The husband turns to his wife and says, "Open your mouth and show the dentist which tooth it is, dear."

snow
 
 
Q: Why is sex like snow?

A: You never know how many inches you're going to get or how long it will last.

harley davidson and woman
 
 
Arthur Davidson, of the Harley Davidson Motorcycle Corporation, dies and goes to heaven. At the gates, an angel tells Davidson, "Well, you've been such a good guy and your motorcycles have changed the world. As a reward, you can hang out with anyone you want to in Heaven." Davidson thinks about it and says, "I wanna hang out with God, Himself."
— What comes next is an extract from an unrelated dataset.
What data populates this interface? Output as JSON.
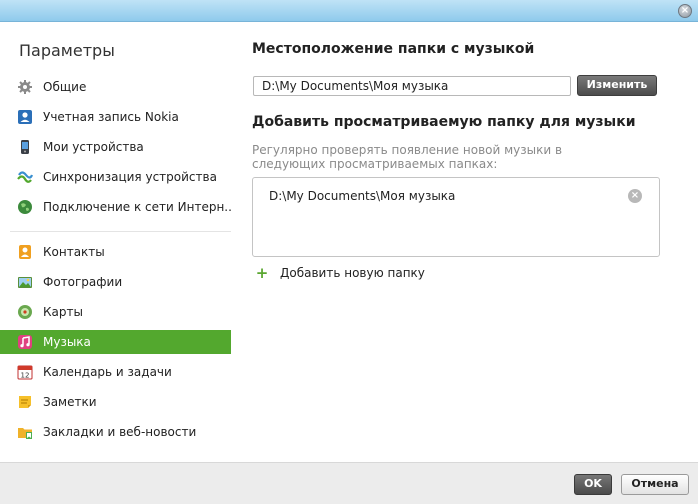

The befeathered fellow at the gates takes Arthur to the Throne Room and introduces him to God. Arthur then asks God, "Hey, aren't you the inventor of Woman?" God says, "Ah, yes." "Well," says Davidson, "You have some major design flaws in your invention: One, there's too much front-end protrusion Two, it chatters at high speeds. Three, the rear end wobbles too much. Four, the intake is placed too close to the exhaust."

"Hmmm..." replies God, "hold on." God goes to the Celestial Supercomputer, types in a few keystrokes, and waits for the result. The computer prints out a slip of paper and God reads it. "It may be that my invention is flawed," God tells Arthur Davidson, "but according to My Computer, more people are riding my invention than yours."